Catalysts: Efficient hydrogen production via structure

Regeneratively produced hydrogen is considered the ecological raw material of the future. In order to produce it efficiently by electrolysis of water, researchers today also investigate perovskite oxides. The Journal of Physics: Energy invited Dr. Marcel Risch from the Helmholtz-Zentrum Berlin (HZB) to outline the current state of research.

The sustainable production of industrial raw materials and energy sources is one of the greatest social challenges of our time. One promising candidate for this is hydrogen. That is because this lightest of all elements can be not only converted into electrical energy by fuel cells, serve as gasified fuel, and be processed into synthetic fuels that can be transported and stored – it can also reduce metal ores to high-quality metal and is the feed stock for chemicals and fertilisers.
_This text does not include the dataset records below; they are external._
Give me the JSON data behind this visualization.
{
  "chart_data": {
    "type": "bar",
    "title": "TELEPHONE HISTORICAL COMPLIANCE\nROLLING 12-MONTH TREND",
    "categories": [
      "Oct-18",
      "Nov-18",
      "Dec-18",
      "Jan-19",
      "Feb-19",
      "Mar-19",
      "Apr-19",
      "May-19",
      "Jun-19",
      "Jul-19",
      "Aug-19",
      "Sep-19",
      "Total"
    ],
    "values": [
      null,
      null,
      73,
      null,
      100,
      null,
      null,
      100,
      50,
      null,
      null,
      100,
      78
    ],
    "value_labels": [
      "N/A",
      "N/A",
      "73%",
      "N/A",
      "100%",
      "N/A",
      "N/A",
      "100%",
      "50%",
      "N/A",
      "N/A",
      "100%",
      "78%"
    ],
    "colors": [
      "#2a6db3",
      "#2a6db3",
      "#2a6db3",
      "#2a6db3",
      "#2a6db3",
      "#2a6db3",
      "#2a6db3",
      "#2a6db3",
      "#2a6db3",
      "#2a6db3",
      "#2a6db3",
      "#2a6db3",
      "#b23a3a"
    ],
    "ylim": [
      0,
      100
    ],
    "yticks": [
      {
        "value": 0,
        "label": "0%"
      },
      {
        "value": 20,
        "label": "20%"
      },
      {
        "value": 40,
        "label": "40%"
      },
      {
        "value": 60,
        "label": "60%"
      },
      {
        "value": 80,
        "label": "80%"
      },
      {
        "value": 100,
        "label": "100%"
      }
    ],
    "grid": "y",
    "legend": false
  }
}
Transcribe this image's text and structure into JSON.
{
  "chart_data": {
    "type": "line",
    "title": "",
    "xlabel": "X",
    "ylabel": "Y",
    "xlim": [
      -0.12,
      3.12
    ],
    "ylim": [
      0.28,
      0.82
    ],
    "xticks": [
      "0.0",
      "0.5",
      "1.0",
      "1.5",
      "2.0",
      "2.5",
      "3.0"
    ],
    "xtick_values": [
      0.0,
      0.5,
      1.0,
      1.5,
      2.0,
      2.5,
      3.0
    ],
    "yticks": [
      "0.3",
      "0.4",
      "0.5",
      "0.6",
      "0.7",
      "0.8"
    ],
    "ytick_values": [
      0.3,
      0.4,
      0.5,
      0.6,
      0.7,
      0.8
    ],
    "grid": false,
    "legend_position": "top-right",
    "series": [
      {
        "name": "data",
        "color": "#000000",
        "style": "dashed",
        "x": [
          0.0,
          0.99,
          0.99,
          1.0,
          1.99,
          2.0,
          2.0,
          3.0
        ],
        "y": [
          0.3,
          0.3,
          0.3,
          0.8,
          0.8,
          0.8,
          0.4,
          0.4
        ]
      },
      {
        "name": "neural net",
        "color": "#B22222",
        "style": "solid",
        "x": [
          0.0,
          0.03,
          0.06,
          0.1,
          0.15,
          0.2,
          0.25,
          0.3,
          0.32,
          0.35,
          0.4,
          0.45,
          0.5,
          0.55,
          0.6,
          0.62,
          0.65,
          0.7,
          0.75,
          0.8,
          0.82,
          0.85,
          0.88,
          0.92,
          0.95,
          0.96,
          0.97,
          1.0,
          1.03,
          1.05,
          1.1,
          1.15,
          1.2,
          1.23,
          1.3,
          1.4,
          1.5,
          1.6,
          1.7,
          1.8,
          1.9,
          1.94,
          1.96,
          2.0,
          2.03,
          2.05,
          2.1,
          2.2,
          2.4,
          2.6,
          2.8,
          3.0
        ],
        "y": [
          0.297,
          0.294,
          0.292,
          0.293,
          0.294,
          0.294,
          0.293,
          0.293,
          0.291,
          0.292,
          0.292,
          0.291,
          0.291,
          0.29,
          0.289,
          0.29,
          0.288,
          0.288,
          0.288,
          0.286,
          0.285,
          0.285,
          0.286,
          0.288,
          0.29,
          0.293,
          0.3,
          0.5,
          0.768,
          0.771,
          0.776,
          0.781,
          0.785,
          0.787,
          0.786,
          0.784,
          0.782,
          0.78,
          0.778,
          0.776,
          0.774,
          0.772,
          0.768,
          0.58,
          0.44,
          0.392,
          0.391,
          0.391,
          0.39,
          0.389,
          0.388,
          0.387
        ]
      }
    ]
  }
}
“The only truly sustainable source of hydrogen is water”, says Marcel Risch. This can be split into its constituent parts by applying electric current. To do this, acids or alkalis increase its conductivity, while the two electrodes supply the electrical energy. Hydrogen gas then rises at one of the two electrodes and oxygen at the other. “The manner by which the hydrogen is produced is well understood by scientists and the materials for this have already been optimised”, explains Risch. “The challenge is the other reaction that always has to take place when splitting water: oxygen production. This is less well understood.”

The inner values count

And this is precisely where there is great potential for improvement. For if it were possible to make this half of the electrolysis reaction more efficient and minimise the energy losses at the electrode, the overall efficiency would increase – and with it also the economic efficiency.
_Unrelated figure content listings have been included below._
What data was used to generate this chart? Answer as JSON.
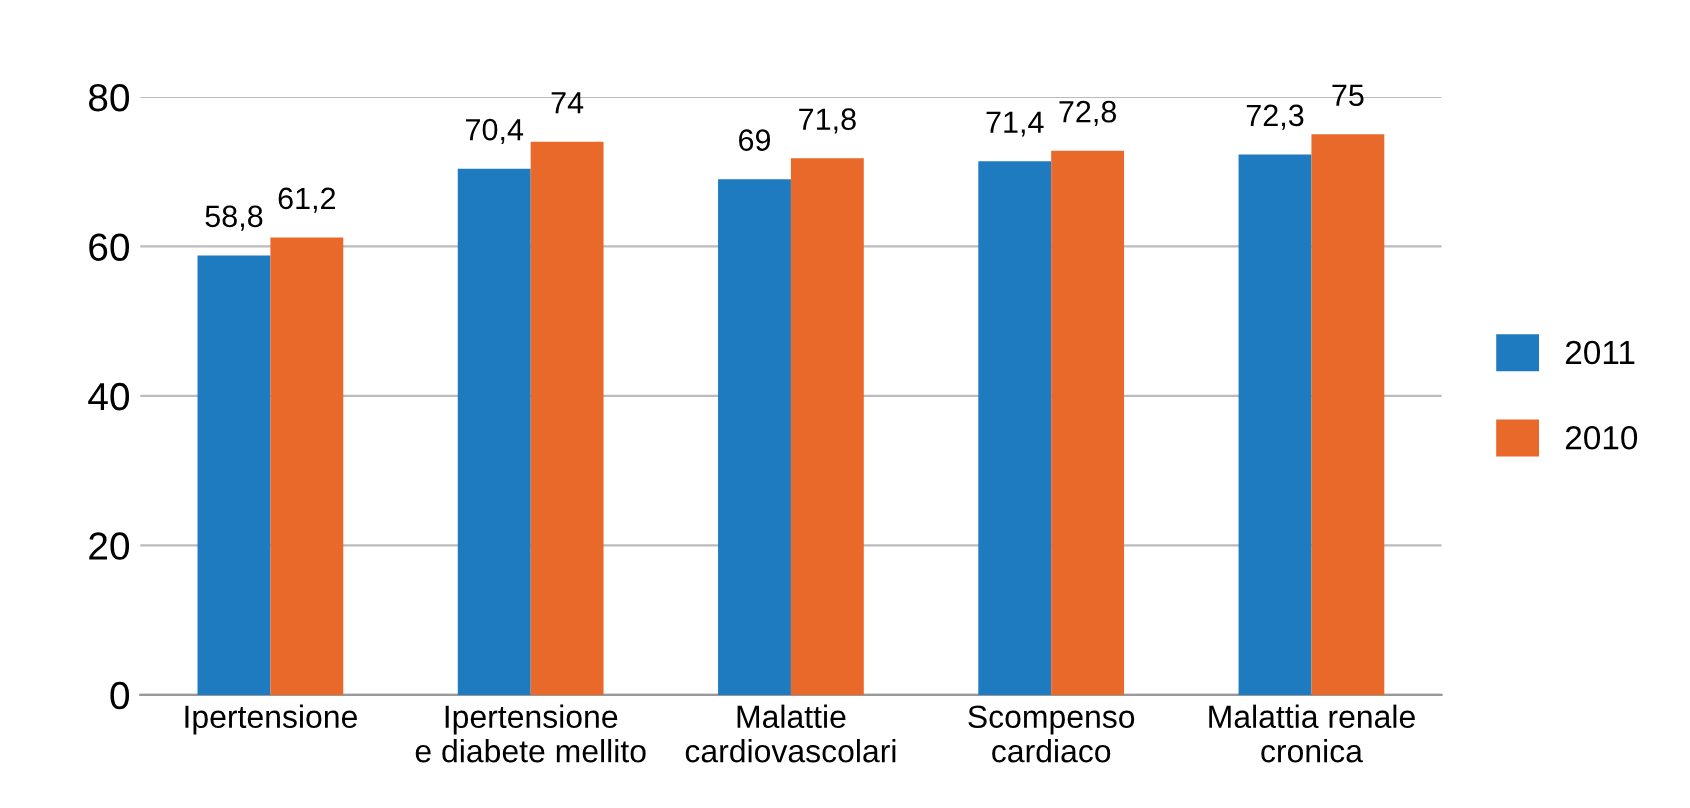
{
  "chart_data": {
    "type": "bar",
    "categories": [
      "Ipertensione",
      "Ipertensione\ne diabete mellito",
      "Malattie\ncardiovascolari",
      "Scompenso\ncardiaco",
      "Malattia renale\ncronica"
    ],
    "series": [
      {
        "name": "2011",
        "color": "#1f7bbf",
        "values": [
          58.8,
          70.4,
          69,
          71.4,
          72.3
        ],
        "value_labels": [
          "58,8",
          "70,4",
          "69",
          "71,4",
          "72,3"
        ]
      },
      {
        "name": "2010",
        "color": "#e8692a",
        "values": [
          61.2,
          74,
          71.8,
          72.8,
          75
        ],
        "value_labels": [
          "61,2",
          "74",
          "71,8",
          "72,8",
          "75"
        ]
      }
    ],
    "ylim": [
      0,
      80
    ],
    "yticks": [
      0,
      20,
      40,
      60,
      80
    ],
    "grid": "y",
    "legend": "right"
  }
}
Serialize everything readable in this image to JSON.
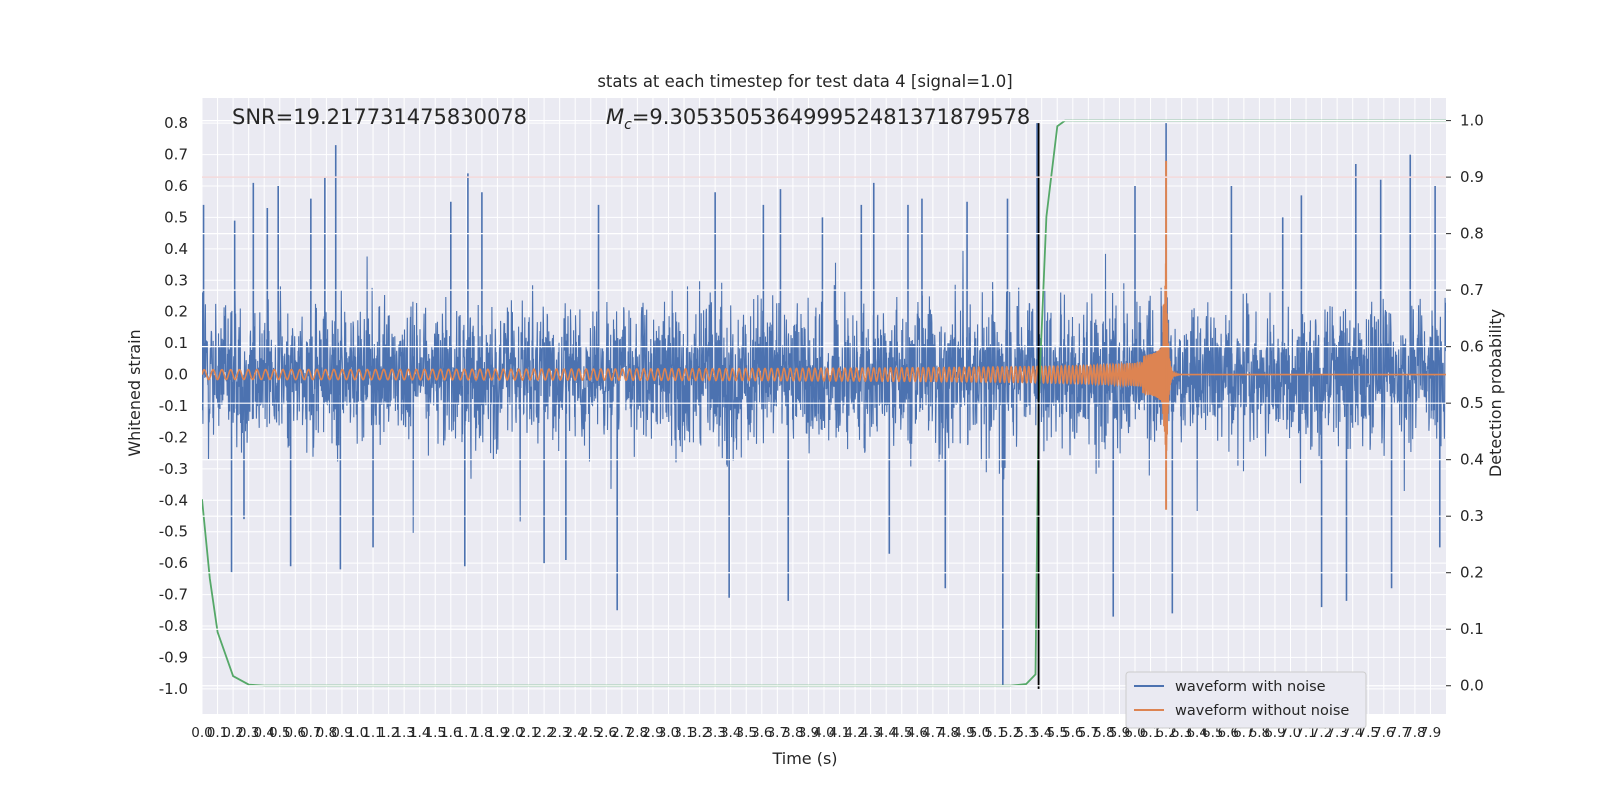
{
  "chart_data": {
    "type": "line",
    "title": "stats at each timestep for test data 4 [signal=1.0]",
    "xlabel": "Time (s)",
    "ylabel_left": "Whitened strain",
    "ylabel_right": "Detection probability",
    "xlim": [
      0.0,
      8.0
    ],
    "ylim_left": [
      -1.08,
      0.88
    ],
    "ylim_right": [
      -0.05,
      1.04
    ],
    "grid": true,
    "legend_position": "lower-right",
    "x_ticks": [
      "0.0",
      "0.1",
      "0.2",
      "0.3",
      "0.4",
      "0.5",
      "0.6",
      "0.7",
      "0.8",
      "0.9",
      "1.0",
      "1.1",
      "1.2",
      "1.3",
      "1.4",
      "1.5",
      "1.6",
      "1.7",
      "1.8",
      "1.9",
      "2.0",
      "2.1",
      "2.2",
      "2.3",
      "2.4",
      "2.5",
      "2.6",
      "2.7",
      "2.8",
      "2.9",
      "3.0",
      "3.1",
      "3.2",
      "3.3",
      "3.4",
      "3.5",
      "3.6",
      "3.7",
      "3.8",
      "3.9",
      "4.0",
      "4.1",
      "4.2",
      "4.3",
      "4.4",
      "4.5",
      "4.6",
      "4.7",
      "4.8",
      "4.9",
      "5.0",
      "5.1",
      "5.2",
      "5.3",
      "5.4",
      "5.5",
      "5.6",
      "5.7",
      "5.8",
      "5.9",
      "6.0",
      "6.1",
      "6.2",
      "6.3",
      "6.4",
      "6.5",
      "6.6",
      "6.7",
      "6.8",
      "6.9",
      "7.0",
      "7.1",
      "7.2",
      "7.3",
      "7.4",
      "7.5",
      "7.6",
      "7.7",
      "7.8",
      "7.9"
    ],
    "y_ticks_left": [
      "0.8",
      "0.7",
      "0.6",
      "0.5",
      "0.4",
      "0.3",
      "0.2",
      "0.1",
      "0.0",
      "-0.1",
      "-0.2",
      "-0.3",
      "-0.4",
      "-0.5",
      "-0.6",
      "-0.7",
      "-0.8",
      "-0.9",
      "-1.0"
    ],
    "y_ticks_right": [
      "1.0",
      "0.9",
      "0.8",
      "0.7",
      "0.6",
      "0.5",
      "0.4",
      "0.3",
      "0.2",
      "0.1",
      "0.0"
    ],
    "annotations": {
      "snr": "SNR=19.217731475830078",
      "mc_prefix": "M",
      "mc_sub": "c",
      "mc_value": "=9.305350536499952481371879578"
    },
    "threshold_line": {
      "axis": "right",
      "value": 0.9,
      "color": "#c44e52"
    },
    "vertical_marker": {
      "x": 5.38,
      "color": "#000000"
    },
    "colors": {
      "noise": "#4c72b0",
      "clean": "#dd8452",
      "probability": "#55a868",
      "background": "#eaeaf2",
      "grid": "#ffffff"
    },
    "series": [
      {
        "name": "waveform with noise",
        "axis": "left",
        "description_envelope": {
          "typical_amplitude": 0.27,
          "peak_max": 0.8,
          "peak_min": -1.0
        },
        "peaks": [
          [
            0.01,
            0.54
          ],
          [
            0.19,
            -0.63
          ],
          [
            0.21,
            0.49
          ],
          [
            0.27,
            -0.46
          ],
          [
            0.33,
            0.61
          ],
          [
            0.42,
            0.53
          ],
          [
            0.49,
            0.6
          ],
          [
            0.57,
            -0.61
          ],
          [
            0.7,
            0.56
          ],
          [
            0.79,
            0.63
          ],
          [
            0.86,
            0.73
          ],
          [
            0.89,
            -0.62
          ],
          [
            1.1,
            -0.55
          ],
          [
            1.6,
            0.55
          ],
          [
            1.69,
            -0.61
          ],
          [
            1.71,
            0.64
          ],
          [
            1.8,
            0.58
          ],
          [
            2.2,
            -0.6
          ],
          [
            2.34,
            -0.59
          ],
          [
            2.55,
            0.54
          ],
          [
            2.67,
            -0.75
          ],
          [
            3.3,
            0.58
          ],
          [
            3.39,
            -0.71
          ],
          [
            3.61,
            0.54
          ],
          [
            3.72,
            0.59
          ],
          [
            3.77,
            -0.72
          ],
          [
            3.99,
            0.5
          ],
          [
            4.24,
            0.54
          ],
          [
            4.32,
            0.61
          ],
          [
            4.42,
            -0.57
          ],
          [
            4.54,
            0.54
          ],
          [
            4.63,
            0.56
          ],
          [
            4.78,
            -0.68
          ],
          [
            4.92,
            0.55
          ],
          [
            5.15,
            -0.99
          ],
          [
            5.18,
            0.56
          ],
          [
            5.37,
            0.8
          ],
          [
            5.86,
            -0.77
          ],
          [
            6.0,
            0.6
          ],
          [
            6.2,
            0.8
          ],
          [
            6.24,
            -0.76
          ],
          [
            6.62,
            0.6
          ],
          [
            6.95,
            0.5
          ],
          [
            7.07,
            0.57
          ],
          [
            7.2,
            -0.74
          ],
          [
            7.36,
            -0.72
          ],
          [
            7.42,
            0.67
          ],
          [
            7.58,
            0.62
          ],
          [
            7.65,
            -0.68
          ],
          [
            7.77,
            0.7
          ],
          [
            7.93,
            0.6
          ],
          [
            7.96,
            -0.55
          ]
        ]
      },
      {
        "name": "waveform without noise",
        "axis": "left",
        "model": "inspiral chirp, merger at t=6.2 s, peak +0.68 / -0.43",
        "merger_time": 6.2,
        "peak_positive": 0.68,
        "peak_negative": -0.43
      },
      {
        "name": "",
        "axis": "right",
        "points": [
          [
            0.0,
            0.33
          ],
          [
            0.05,
            0.19
          ],
          [
            0.1,
            0.095
          ],
          [
            0.2,
            0.017
          ],
          [
            0.3,
            0.002
          ],
          [
            0.4,
            0.0
          ],
          [
            5.2,
            0.0
          ],
          [
            5.3,
            0.003
          ],
          [
            5.36,
            0.02
          ],
          [
            5.38,
            0.5
          ],
          [
            5.43,
            0.83
          ],
          [
            5.5,
            0.99
          ],
          [
            5.55,
            1.0
          ],
          [
            8.0,
            1.0
          ]
        ]
      }
    ]
  }
}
One approach to realise this efficiency potential is to introduce specialised catalysts into the electrode material. Besides expensive precious metals such as iridium, perovskite oxides have emerged as a promising class of materials. Sporadic experiments with them were already being carried out in the 1970s and 1980s. It was not until 2011, however, that they attracted the attention of scientists. This class of materials is named after a very common mineral consisting of calcium, titanium, and oxygen. It is the internal structure that makes perovskite oxides interesting for science and technology. “All perovskites have the same characteristic crystal structure or atomic arrangement”, explains Risch, who is also researching perovskite oxides as catalysts for electrolysis at HZB. “They offer us the advantage of exchanging the chemical elements very easily without altering the structure itself.”
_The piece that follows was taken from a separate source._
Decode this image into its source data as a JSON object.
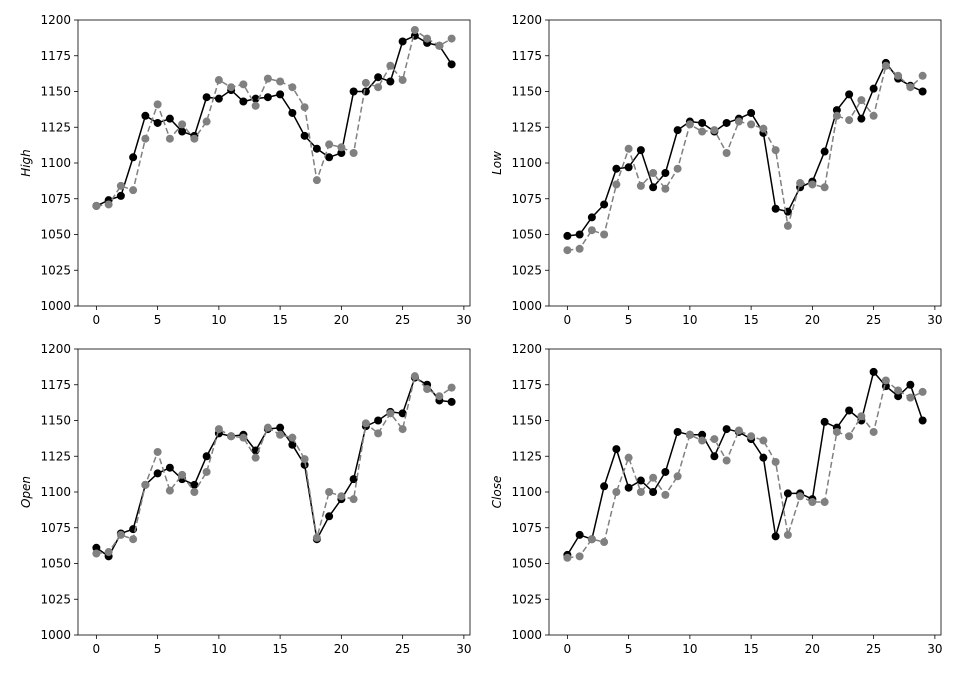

But with countless variations. For example, research teams can replace a portion of the titanium in an experimental sample with cobalt, and a portion with iron in another sample. They then can contrast the electrolytic efficiency of both these modified perovskites. “That makes the experiments much more comparable”, says Risch. “This is because we can modify a very specific aspect of the chemistry while everything else often only changes marginally.” A single element can also be replaced by several other elements, even in different proportions and combinations. “The material with the best catalytic properties to date has had its calcium replaced by barium and strontium. As well, cobalt and iron have been incorporated into the perovskite structure in place of the titanium”, the researcher explains.

The right metric for searches

The number of theoretically possible materials is therefore extremely large. The search for the optimal combination of elements could quickly become that proverbial search for a needle in a haystack. This is where Risch‘s survey of highly ordered epitaxial layers of perovskite comes in. He presents not just the current state of research – he also critically evaluates two proposed figures-of-merit of catalyst activity. “In our literature review, we found out that a frequently used figure-of-merit for epitaxial layers of perovskites as catalysts is unfortunately not very suitable”, summarises Risch. “But we were able to confirm the predictive power of another proposed figure.” This insight is not insignificant in the continuing search for the optimal catalyst. With a valid figure-of-merit in hand, it is far easier to conduct a search for an optimum.

A second discovery he made during his research is also important to Risch: “We have to be very careful when interpreting the catalysis results”, he says. “Because some perovskites are semiconductors, and there is a danger that semiconductor effects could be incorrectly attributed to catalytic behaviour.” Simply put, being a poor catalyst does not mean it is due to a lack of catalytic properties. Sometimes semiconductor effects are responsible for the electrons not getting to where they are needed. On the other hand, materials researchers have a few tricks up their sleeves for easily getting these materials back in the race and perhaps making a decisive step forward towards the sustainable production of hydrogen.

The author Dr. Marcel Risch heads a young investigator group at HZB which is financed by the European research grant ME4OER. He and his team study the mechanism of the electrolytic oxygen evolution reaction by water splitting and how the catalysis of this reaction can be optimized.  

The review article has been published by The Journal of Physics: Energy in the special volume entitled Focus on Ion-related Properties of Oxides at the Nanoscale: From Fundamentals to Applications.